BlackRock’s Schulten observed there are not huge incentives to greenwash bonds because of the transparency involved in stating bond proceeds. What investors may see are some debates about what can be included as green, such as blue hydrogen, which is made from methane.
“There is this agreement that we really need to stay away from fossil fuel upgrades in green bonds, or if they are extending the life of some of these assets,” she explained. “[Those] have to be decommissioned if we are actually to have any shot of getting to net-zero.”
“Transition” bonds have started to become a small part of the green bond market. These are bonds of companies that are legitimately transitioning from fossil fuels by aligning with Paris Agreement goals to reduce carbon emissions.
“There is this whole spectrum now where you can be dark green or light green,” Sokol said. “Investors can take different views of what they want to invest in.”
GRNB’s methodology does not include transition bonds because, if the bond issuer’s offering does not align with the Climate Bonds Initiative’s definition of green, the firm will not include it.
“As the green finance market expands, there will be the ability to differentiate,” he continued. “I guess the question is whether investors want that lighter green transitionary [bond]. We will have to see.”
Expanding the marketSustainable Capital Advisors’ Allen said he expects this market to continue to grow, especially if issuers believe there is a way to expand their investor base, and added that if growth continues, it needs to be met by ever-improving transparency into proceeds’ use and metrics that can quantify outcomes such as the amounts of carbon avoided or energy saved.

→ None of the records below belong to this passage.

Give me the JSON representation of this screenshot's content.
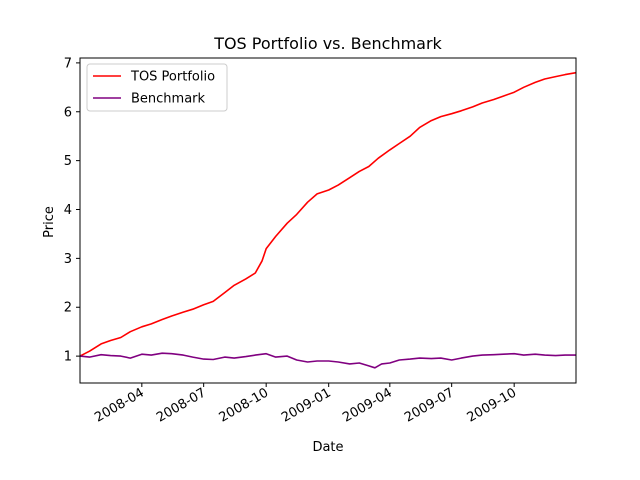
{
  "chart_data": {
    "type": "line",
    "title": "TOS Portfolio vs. Benchmark",
    "xlabel": "Date",
    "ylabel": "Price",
    "xlim": [
      "2008-01-01",
      "2009-12-31"
    ],
    "ylim": [
      0.45,
      7.1
    ],
    "grid": false,
    "legend_position": "top-left",
    "x_ticks": [
      {
        "date": "2008-04-01",
        "label": "2008-04"
      },
      {
        "date": "2008-07-01",
        "label": "2008-07"
      },
      {
        "date": "2008-10-01",
        "label": "2008-10"
      },
      {
        "date": "2009-01-01",
        "label": "2009-01"
      },
      {
        "date": "2009-04-01",
        "label": "2009-04"
      },
      {
        "date": "2009-07-01",
        "label": "2009-07"
      },
      {
        "date": "2009-10-01",
        "label": "2009-10"
      }
    ],
    "y_ticks": [
      1,
      2,
      3,
      4,
      5,
      6,
      7
    ],
    "series": [
      {
        "name": "TOS Portfolio",
        "color": "#ff0000",
        "points": [
          [
            "2008-01-01",
            1.0
          ],
          [
            "2008-01-15",
            1.1
          ],
          [
            "2008-02-01",
            1.25
          ],
          [
            "2008-02-15",
            1.32
          ],
          [
            "2008-03-01",
            1.38
          ],
          [
            "2008-03-15",
            1.5
          ],
          [
            "2008-04-01",
            1.6
          ],
          [
            "2008-04-15",
            1.66
          ],
          [
            "2008-05-01",
            1.75
          ],
          [
            "2008-05-15",
            1.82
          ],
          [
            "2008-06-01",
            1.9
          ],
          [
            "2008-06-15",
            1.96
          ],
          [
            "2008-07-01",
            2.05
          ],
          [
            "2008-07-15",
            2.12
          ],
          [
            "2008-08-01",
            2.3
          ],
          [
            "2008-08-15",
            2.45
          ],
          [
            "2008-09-01",
            2.58
          ],
          [
            "2008-09-15",
            2.7
          ],
          [
            "2008-09-25",
            2.95
          ],
          [
            "2008-10-01",
            3.2
          ],
          [
            "2008-10-15",
            3.45
          ],
          [
            "2008-11-01",
            3.72
          ],
          [
            "2008-11-15",
            3.9
          ],
          [
            "2008-12-01",
            4.15
          ],
          [
            "2008-12-15",
            4.32
          ],
          [
            "2009-01-01",
            4.4
          ],
          [
            "2009-01-15",
            4.5
          ],
          [
            "2009-02-01",
            4.65
          ],
          [
            "2009-02-15",
            4.78
          ],
          [
            "2009-03-01",
            4.88
          ],
          [
            "2009-03-15",
            5.05
          ],
          [
            "2009-04-01",
            5.22
          ],
          [
            "2009-04-15",
            5.35
          ],
          [
            "2009-05-01",
            5.5
          ],
          [
            "2009-05-15",
            5.68
          ],
          [
            "2009-06-01",
            5.82
          ],
          [
            "2009-06-15",
            5.9
          ],
          [
            "2009-07-01",
            5.96
          ],
          [
            "2009-07-15",
            6.02
          ],
          [
            "2009-08-01",
            6.1
          ],
          [
            "2009-08-15",
            6.18
          ],
          [
            "2009-09-01",
            6.25
          ],
          [
            "2009-09-15",
            6.32
          ],
          [
            "2009-10-01",
            6.4
          ],
          [
            "2009-10-15",
            6.5
          ],
          [
            "2009-11-01",
            6.6
          ],
          [
            "2009-11-15",
            6.67
          ],
          [
            "2009-12-01",
            6.72
          ],
          [
            "2009-12-15",
            6.76
          ],
          [
            "2009-12-31",
            6.8
          ]
        ]
      },
      {
        "name": "Benchmark",
        "color": "#800080",
        "points": [
          [
            "2008-01-01",
            1.0
          ],
          [
            "2008-01-15",
            0.98
          ],
          [
            "2008-02-01",
            1.03
          ],
          [
            "2008-02-15",
            1.01
          ],
          [
            "2008-03-01",
            1.0
          ],
          [
            "2008-03-15",
            0.96
          ],
          [
            "2008-04-01",
            1.04
          ],
          [
            "2008-04-15",
            1.02
          ],
          [
            "2008-05-01",
            1.06
          ],
          [
            "2008-05-15",
            1.05
          ],
          [
            "2008-06-01",
            1.02
          ],
          [
            "2008-06-15",
            0.98
          ],
          [
            "2008-07-01",
            0.94
          ],
          [
            "2008-07-15",
            0.93
          ],
          [
            "2008-08-01",
            0.98
          ],
          [
            "2008-08-15",
            0.96
          ],
          [
            "2008-09-01",
            0.99
          ],
          [
            "2008-09-15",
            1.02
          ],
          [
            "2008-10-01",
            1.05
          ],
          [
            "2008-10-15",
            0.98
          ],
          [
            "2008-11-01",
            1.0
          ],
          [
            "2008-11-15",
            0.92
          ],
          [
            "2008-12-01",
            0.88
          ],
          [
            "2008-12-15",
            0.9
          ],
          [
            "2009-01-01",
            0.9
          ],
          [
            "2009-01-15",
            0.88
          ],
          [
            "2009-02-01",
            0.84
          ],
          [
            "2009-02-15",
            0.86
          ],
          [
            "2009-03-01",
            0.8
          ],
          [
            "2009-03-10",
            0.76
          ],
          [
            "2009-03-20",
            0.84
          ],
          [
            "2009-04-01",
            0.86
          ],
          [
            "2009-04-15",
            0.92
          ],
          [
            "2009-05-01",
            0.94
          ],
          [
            "2009-05-15",
            0.96
          ],
          [
            "2009-06-01",
            0.95
          ],
          [
            "2009-06-15",
            0.96
          ],
          [
            "2009-07-01",
            0.92
          ],
          [
            "2009-07-15",
            0.96
          ],
          [
            "2009-08-01",
            1.0
          ],
          [
            "2009-08-15",
            1.02
          ],
          [
            "2009-09-01",
            1.03
          ],
          [
            "2009-09-15",
            1.04
          ],
          [
            "2009-10-01",
            1.05
          ],
          [
            "2009-10-15",
            1.02
          ],
          [
            "2009-11-01",
            1.04
          ],
          [
            "2009-11-15",
            1.02
          ],
          [
            "2009-12-01",
            1.01
          ],
          [
            "2009-12-15",
            1.02
          ],
          [
            "2009-12-31",
            1.02
          ]
        ]
      }
    ]
  }
}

“As we start to get comfortable with the longer-term disclosure and performance of these particular assets, how are we going to deem impact and how will we evaluate targets?” he asked.
Schulten argued ETF issuers have also become more comfortable with giving information and understanding what data investors want, which helps bring more credibility to the sector. With the green bond markets expected to reach $1trn in annual issuance volume in a few years, she said she would rather see a better market than a bigger market.
“I am not keen on seeing growth just for growth,” Schulten noted. “If growth is there, because the actual projects are there, then great. But let us not widen our standards just to incentivise larger AUM numbers.”